The sector will then have two months to align with whatever Ms Reeves’s department decides. A poorly executed exit from the cap will be a problem for all concerned, not least a government that is at pains to tell all and sundry that it wants better buses across England.
Smoke signals around what to expect are not easy to decipher. Much clearer is that the £2 cap cannot go on forever. There is recognition that if the cap survives, it will move away from that figure sooner rather than later. Modelling of £2.50 and £3 as alternatives has already been done with an idea that ministers may use both as a pathway out of the current cap.
A worry to some in the sector is that such an approach may be meeting resistance from the Treasury via a belief that funding put to bus fare subsidy is poor value for money. A risk now appears to exist that a hard stop will come after 31 December.
While for urban services where passenger journeys are short that may not have much more impact than a graduated exit via £2.50 and £3 steps, the knock-on would be much more severe on rural and interurban services.
Extensive rural bus cuts over the past two decades illustrate that those routes are rarely a holy grail from a commercial point of view. A hard stop to the cap could push more into the not-worth-bothering-with pile, opening the door to further demand responsive transport as replacements – often the dictionary definition of a subsidy consumer.

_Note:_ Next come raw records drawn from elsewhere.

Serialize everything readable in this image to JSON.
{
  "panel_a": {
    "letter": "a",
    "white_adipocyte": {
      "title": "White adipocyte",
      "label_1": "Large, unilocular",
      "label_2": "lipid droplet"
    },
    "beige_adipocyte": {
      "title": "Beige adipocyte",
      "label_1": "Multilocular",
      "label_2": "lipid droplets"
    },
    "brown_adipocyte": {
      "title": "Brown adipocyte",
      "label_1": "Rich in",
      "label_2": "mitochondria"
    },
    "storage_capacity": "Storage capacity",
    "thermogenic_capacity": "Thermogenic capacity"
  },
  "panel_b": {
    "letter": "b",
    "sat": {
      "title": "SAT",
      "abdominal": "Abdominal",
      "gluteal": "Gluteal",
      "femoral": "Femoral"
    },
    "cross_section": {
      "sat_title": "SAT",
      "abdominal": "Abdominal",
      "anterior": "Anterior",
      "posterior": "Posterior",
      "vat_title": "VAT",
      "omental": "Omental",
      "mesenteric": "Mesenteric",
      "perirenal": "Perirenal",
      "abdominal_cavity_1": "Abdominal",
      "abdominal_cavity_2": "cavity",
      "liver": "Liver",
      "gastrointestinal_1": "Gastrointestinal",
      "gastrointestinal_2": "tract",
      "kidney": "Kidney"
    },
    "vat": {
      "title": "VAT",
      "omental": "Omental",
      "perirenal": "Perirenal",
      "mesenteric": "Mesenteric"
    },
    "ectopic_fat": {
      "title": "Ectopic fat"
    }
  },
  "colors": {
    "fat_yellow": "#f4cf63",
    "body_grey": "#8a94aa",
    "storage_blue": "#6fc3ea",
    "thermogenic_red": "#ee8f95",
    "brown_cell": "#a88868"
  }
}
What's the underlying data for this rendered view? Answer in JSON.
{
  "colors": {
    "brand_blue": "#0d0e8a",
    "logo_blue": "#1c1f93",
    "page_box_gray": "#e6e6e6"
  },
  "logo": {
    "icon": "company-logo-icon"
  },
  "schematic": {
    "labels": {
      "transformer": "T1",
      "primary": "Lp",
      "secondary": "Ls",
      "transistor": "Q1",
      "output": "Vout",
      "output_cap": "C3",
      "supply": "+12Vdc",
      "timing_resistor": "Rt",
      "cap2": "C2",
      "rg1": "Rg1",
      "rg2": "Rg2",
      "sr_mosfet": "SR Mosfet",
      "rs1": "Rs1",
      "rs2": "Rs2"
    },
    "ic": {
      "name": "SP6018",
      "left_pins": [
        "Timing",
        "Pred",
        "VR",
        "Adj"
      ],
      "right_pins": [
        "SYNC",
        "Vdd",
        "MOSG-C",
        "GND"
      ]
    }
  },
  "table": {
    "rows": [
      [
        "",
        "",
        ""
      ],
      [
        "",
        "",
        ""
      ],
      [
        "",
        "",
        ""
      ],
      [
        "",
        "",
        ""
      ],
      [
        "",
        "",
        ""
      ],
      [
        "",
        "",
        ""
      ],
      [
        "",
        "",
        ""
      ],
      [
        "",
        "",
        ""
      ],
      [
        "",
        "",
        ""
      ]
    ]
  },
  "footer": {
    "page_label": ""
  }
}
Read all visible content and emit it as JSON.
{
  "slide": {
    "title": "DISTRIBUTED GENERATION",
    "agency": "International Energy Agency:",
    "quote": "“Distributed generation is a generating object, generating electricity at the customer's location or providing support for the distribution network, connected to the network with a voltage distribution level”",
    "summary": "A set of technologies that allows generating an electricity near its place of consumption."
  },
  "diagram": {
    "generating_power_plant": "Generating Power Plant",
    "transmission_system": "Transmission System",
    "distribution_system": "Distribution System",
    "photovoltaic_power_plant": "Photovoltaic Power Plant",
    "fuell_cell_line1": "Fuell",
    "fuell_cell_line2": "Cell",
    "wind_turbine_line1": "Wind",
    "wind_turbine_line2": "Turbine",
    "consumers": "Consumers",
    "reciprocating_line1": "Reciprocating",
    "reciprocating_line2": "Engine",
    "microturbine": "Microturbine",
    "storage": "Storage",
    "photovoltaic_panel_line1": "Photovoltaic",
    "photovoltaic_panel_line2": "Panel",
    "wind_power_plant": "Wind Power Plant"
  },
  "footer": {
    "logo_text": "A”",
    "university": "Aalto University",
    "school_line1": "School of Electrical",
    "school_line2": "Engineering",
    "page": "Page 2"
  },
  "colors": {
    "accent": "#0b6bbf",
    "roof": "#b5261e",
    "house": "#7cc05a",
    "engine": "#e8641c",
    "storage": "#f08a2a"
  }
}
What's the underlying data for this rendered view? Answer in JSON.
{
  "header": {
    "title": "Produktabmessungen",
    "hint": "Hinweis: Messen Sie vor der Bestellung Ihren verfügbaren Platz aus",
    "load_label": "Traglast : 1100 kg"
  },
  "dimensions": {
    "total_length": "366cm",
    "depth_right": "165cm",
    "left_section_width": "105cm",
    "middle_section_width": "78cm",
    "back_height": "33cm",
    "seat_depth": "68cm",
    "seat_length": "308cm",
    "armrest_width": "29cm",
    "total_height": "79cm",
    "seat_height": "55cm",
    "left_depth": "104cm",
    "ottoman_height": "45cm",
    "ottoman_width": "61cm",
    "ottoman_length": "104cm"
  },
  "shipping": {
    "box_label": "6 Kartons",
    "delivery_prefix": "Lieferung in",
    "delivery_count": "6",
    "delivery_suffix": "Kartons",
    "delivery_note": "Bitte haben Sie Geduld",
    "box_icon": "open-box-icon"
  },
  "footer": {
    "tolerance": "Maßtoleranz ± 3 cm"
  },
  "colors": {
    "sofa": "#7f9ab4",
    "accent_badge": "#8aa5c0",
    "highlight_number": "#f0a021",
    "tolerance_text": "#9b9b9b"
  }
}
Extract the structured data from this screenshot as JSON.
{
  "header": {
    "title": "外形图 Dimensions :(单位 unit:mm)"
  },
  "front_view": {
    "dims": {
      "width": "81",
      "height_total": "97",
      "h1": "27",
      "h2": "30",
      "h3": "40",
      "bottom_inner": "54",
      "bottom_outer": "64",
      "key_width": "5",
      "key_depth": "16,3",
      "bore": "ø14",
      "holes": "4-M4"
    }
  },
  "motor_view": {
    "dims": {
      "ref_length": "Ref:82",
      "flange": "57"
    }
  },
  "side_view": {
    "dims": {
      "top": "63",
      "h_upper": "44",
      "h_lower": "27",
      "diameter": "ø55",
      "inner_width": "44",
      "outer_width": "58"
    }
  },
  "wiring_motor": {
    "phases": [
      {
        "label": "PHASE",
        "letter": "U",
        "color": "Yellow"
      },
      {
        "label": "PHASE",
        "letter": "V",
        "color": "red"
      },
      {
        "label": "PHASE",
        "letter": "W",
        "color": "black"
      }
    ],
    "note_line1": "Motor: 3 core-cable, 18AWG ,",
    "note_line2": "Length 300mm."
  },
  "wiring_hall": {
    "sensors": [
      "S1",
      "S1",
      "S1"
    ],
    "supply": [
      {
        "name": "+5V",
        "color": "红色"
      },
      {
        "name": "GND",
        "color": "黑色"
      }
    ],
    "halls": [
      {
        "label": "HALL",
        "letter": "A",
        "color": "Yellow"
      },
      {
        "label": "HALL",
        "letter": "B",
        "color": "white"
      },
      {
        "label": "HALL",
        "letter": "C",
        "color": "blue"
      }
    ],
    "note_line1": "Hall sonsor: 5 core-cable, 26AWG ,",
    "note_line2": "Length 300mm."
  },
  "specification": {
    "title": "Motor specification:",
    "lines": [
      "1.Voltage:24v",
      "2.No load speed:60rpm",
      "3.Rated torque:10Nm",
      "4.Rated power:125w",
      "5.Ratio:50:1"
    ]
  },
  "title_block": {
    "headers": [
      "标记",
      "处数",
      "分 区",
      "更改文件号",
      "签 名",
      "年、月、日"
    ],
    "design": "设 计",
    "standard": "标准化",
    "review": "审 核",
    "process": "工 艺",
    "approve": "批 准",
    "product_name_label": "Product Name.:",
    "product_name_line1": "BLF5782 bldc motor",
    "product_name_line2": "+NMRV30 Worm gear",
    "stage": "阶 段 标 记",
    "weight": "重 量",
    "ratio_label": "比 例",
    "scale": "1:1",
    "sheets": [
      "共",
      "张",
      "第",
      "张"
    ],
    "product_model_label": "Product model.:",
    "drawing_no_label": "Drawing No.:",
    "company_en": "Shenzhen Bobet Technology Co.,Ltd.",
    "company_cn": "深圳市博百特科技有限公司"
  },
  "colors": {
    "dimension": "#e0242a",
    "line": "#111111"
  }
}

It is right for politicians to point out that the £2 bus fare cap was introduced as a crutch during the cost-of-living crisis. But it has now been in force for such a length of time that ending it in one go will do damage. Memories are short, and recollections of paying in some cases several times the cap for a bus journey have faded.
A report prepared by KPMG on behalf of the Confederation of Passenger Transport to consider alternatives to the fare cap, published earlier this year, notes that there is a correlation between duration of a cap and difficulty in transitioning away from it.
In a key message to ministers, that document adds how when a cap is removed and cost to the end user increases, challenges to government policy on modal shift will inevitably follow. The choice now facing Rachel Reeves is not an enviable one.
Clearly, a stepped transition back to commercial fare levels is ultimately required. The risk in the short-term is that the Treasury wins any argument with the Department for Transport and that such a shift comes with varying degrees of blunt force trauma for all concerned.
If Ms Reeves is not to concurrently compromise government aspirations for bus services, place a further burden on local authority bus budgets and hit the industry’s work on patronage return, that cliff-face end must be avoided at all costs.